Curly Flat Macedon Ranges Pinot Gris 2012 Pale, bright colour, shy but showing glimpses of stone fruits, bone dry, delicate complex and beguiling; long, with taut bracing acidity. Frankly, not what I had expected as “pinot gris”, having a distinct bent towards the Alsatian style, but there is no doubting the fine quality and it complemented a canapé of wood smoked salmon, caviar, crème fraiche and apple salsa beautifully. Bottled under screw cap, its delicacy belies its alcohol at 13.8: $29/bottle
Curly Flat Macedon Ranges Chardonnay 2010 Green tinged light gold colour, clean as a whistle; whiff of matchstick at first then reveals a complex, spicy, long palate with ripe peach, nectarine and fig, laced with lively grapefruit-tinged acidity. The wine is seamless, and slowly opens up nuances of cashew and meal amid sweet oak references (55% new). This wine will age effortlessly and gracefully over the next 5 to 7 years. A gorgeous wine for the cellar; I tasted this at the lunch and then over the last week. Stelvin cap, 13.6%: $42/bottle
Curly Flat Macedon Ranges Chardonnay 2006 If I needed any support for my view that the 2010 Curly Flat Chardonnay would benefit from further cellaring, this was proof positive; the colour showed little sign of its age. Rich but focussed, long, complex and textured, no single element shouting for attention. Older vintages have shown similar traits. I wish I had some in my cellar. If you are similarly challenged, buy the 2010 and exercise restraint.

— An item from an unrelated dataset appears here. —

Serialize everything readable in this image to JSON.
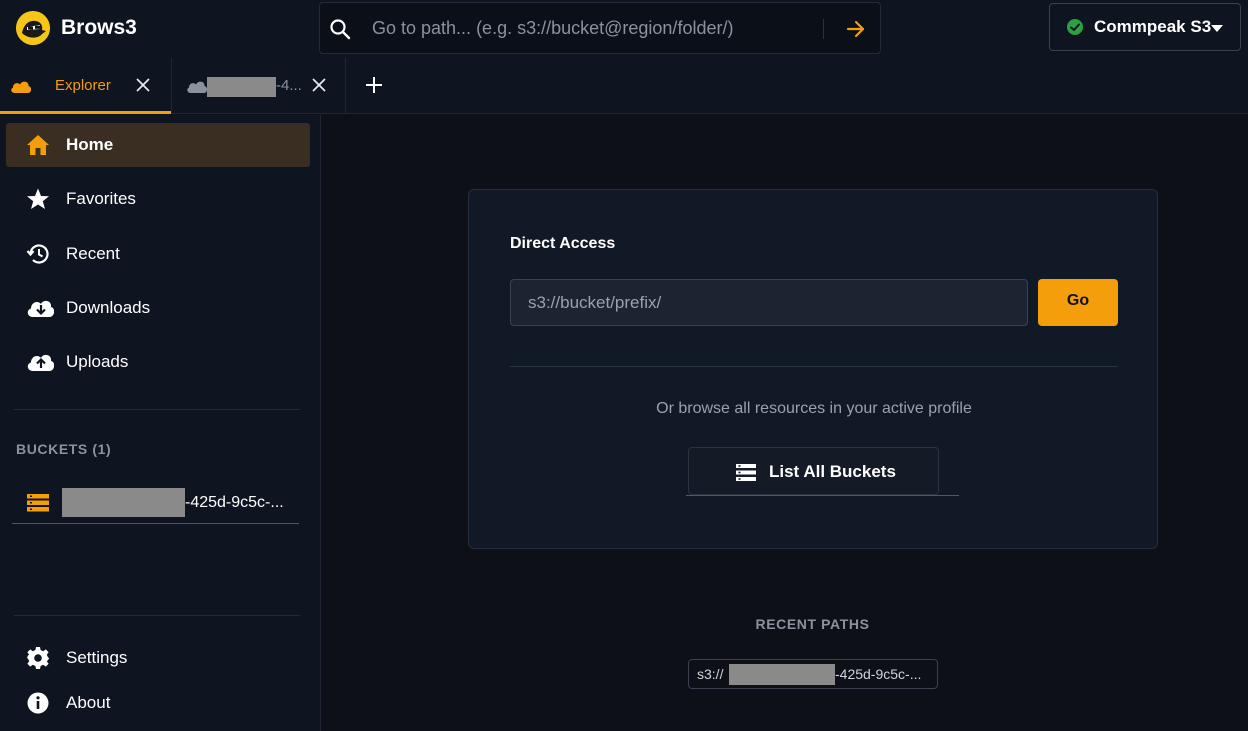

Curly Flat Macedon Ranges Pinot Noir 2010 Tasted over lunch and again over the last week, the wine shows medium, red purple bright, clean colour. It displays intense, essence dark fruit characters, some exotic spicy notes and charry oak. As the wine opened up, it became more fragrant, more complex and frankly more-ish. At the lunch it paired off (as is the duty of Pinot Noir) effortlessly with pan seared duck breast on parsnip puree; last week it dealt with pan fried salmon and a number of other challenges without losing its way and without overtaking the meal. This wine has such poise and balance that it will easily reward cellaring for another 7 years and deserves the opportunity. Stelvin cap and 13.8% – $48/bottle
Phillip Moraghan established Curly Flat twenty years ago, and has year by year made incremental changes in the vineyard (the use of herbicides ceased some six years ago, for example) and learned from each vintage what the Macedon Ranges can produce.
It’s aptly named “Curly Flat” which for those who aren’t familiar with the work of Melbourne’s Michael Leunig is the home of Mr Curly, whose reflections on the human condition have amused, challenged and informed readers of The Age newspaper for many years. Of the many observations to flow from Leunig’s pen, two stick in my mind: one is a man heading off to work in the morning, briefcase in hand with jumper leads from his car firmly clamped on his backside, and the other, a wistful character watching a sunrise on television while the real thing can be seen behind him through his living room window.
Phillip Moraghan hasn’t needed jumper leads, and spends a lot of time in his vineyard where he concedes most of the winemaking is done. Curly Flat is full of energy and so are the vines and the wines.
The current releases (the 2010 Curly Flat Pinot Noir and 2010 Curly Flat Chardonnay) are the best yet from this vineyard that I have tasted. Phillip Moraghan also offers Williams Crossing Pinot Noir and Chardonnay. The current releases, from 2011, are very good value, early to medium term drinking, and I have enjoyed many vintages of these wines. There are also older vintages and wines available in larger formats available from the vineyard. The pricing at all levels is very fair indeed for wines of this quality.
Visit the website at www.curlyflat.com; better still take the one hour trip from Melbourne to the vineyard at 263 Collivers Road, Lancefield. Watch the Macedon Ranges as a force to be reckoned with in Chardonnay and Pinot Noir. It’s a cool region.